Reframing your investments allows you to fail freely. But, Chad argues, only if you have your fundamentals covered. His personal philosophy is to make sure family and other obligations are taken care of before pursuing this type of education and investment. And he’s not wrong. The stress that will potentially be avoided will lead to greater ability to succeed.

So, don’t be afraid to take your first steps toward investing, toward real estate, toward entrepreneurship. Chad’s advice is to not allow this to cause anything else in your life to collapse. Set boundaries, have crucial conversations, reach out to partners and advisors, and start your self education.

optometrists on the job

Executive Coaching

Many guests on the show have talked about the importance of professional coaching. Chad recommends coaching because, as much as you’d go to an optometrist when you have an eye issue, you should likewise consider going to an executive coach when you have business or professional issues.

Consider the graph below. There are many versions of this on the web. This one is our favorite. It’s a great tool for helping you understand what you’re doing, what you want to do, what you love, whether there’s demand, and how to prioritize things. Even giving names to certain aspects of your life provides a bit of freedom; freedom that then allows you to pivot when necessary.

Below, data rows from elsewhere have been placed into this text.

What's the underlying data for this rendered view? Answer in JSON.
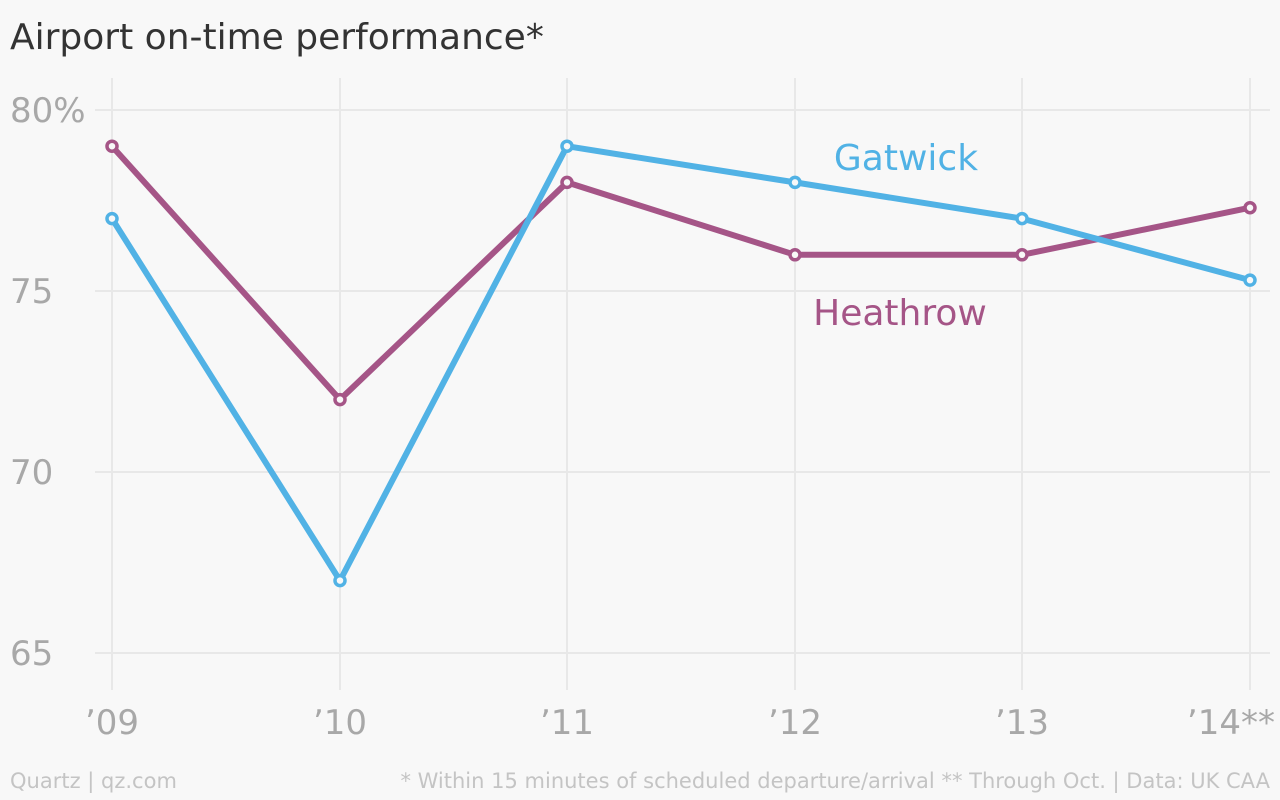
{
  "colors": {
    "background": "#f8f8f8",
    "grid": "#e8e8e8",
    "gatwick": "#51b2e5",
    "heathrow": "#a55587",
    "axis_text": "#a8a8a8",
    "footer_text": "#c4c4c4",
    "title_text": "#333333"
  },
  "chart_data": {
    "type": "line",
    "title": "Airport on-time performance*",
    "xlabel": "",
    "ylabel": "",
    "categories": [
      "’09",
      "’10",
      "’11",
      "’12",
      "’13",
      "’14**"
    ],
    "ylim": [
      64,
      81
    ],
    "yticks": [
      80,
      75,
      70,
      65
    ],
    "ytick_labels": [
      "80%",
      "75",
      "70",
      "65"
    ],
    "grid": true,
    "legend": "inline labels",
    "series": [
      {
        "name": "Gatwick",
        "color": "#51b2e5",
        "values": [
          77,
          67,
          79,
          78,
          77,
          75.3
        ]
      },
      {
        "name": "Heathrow",
        "color": "#a55587",
        "values": [
          79,
          72,
          78,
          76,
          76,
          77.3
        ]
      }
    ]
  },
  "footer": {
    "source_left": "Quartz | qz.com",
    "note_right": "* Within 15 minutes of scheduled departure/arrival  ** Through Oct. | Data: UK CAA"
  }
}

When it comes to being an entrepreneur, this evaluation system will truly help you better understand what you’re doing, why you’re doing it, and check to see what initial success you may experience.


Diagram sent for Podcast


Quitting, Saying No, and Necessary Endings

Chad highly recommends reading Necessary Endings² by Henry Cloud. The book highlights something that might not come naturally for many people, especially entrepreneurs. And that’s the idea of knowing when to say goodbye to someone or when to take something off your plate. You may want to ask yourself on occasion:

What should I NOT be doing in order to accomplish what I want to accomplish?

Because time is a finite resource, you have to be extremely intentional with how you spend it and what you devote it to. By spreading yourself too thin, you risk being able to get into a state of flow and truly become an expert. By spreading yourself too thin, you risk feeling dissatisfied with everything you throw yourself at. By spreading yourself too thin, you risk not making progress in a timely manner.

So, what do you need to delegate? Is it something at home or at work?
What do you want to focus on?
What gives you energy?
Where do you need to build your strengths?

3 Takeaways

  1. Don’t be afraid to fail. This also means you have to take the risks that will lead to failure. Journaling to help you review those mistakes and run through an analysis so you can maximize your learning.
  2. Don’t be afraid of the cost of education. Whether it’s formal, informal, self-driven, doesn’t matter. All education requires some sort of monetary investment. And don’t be afraid of that.
  3. Learn small. Start a business today. Doesn’t matter. But start so you can get exposed to the basics of running a business.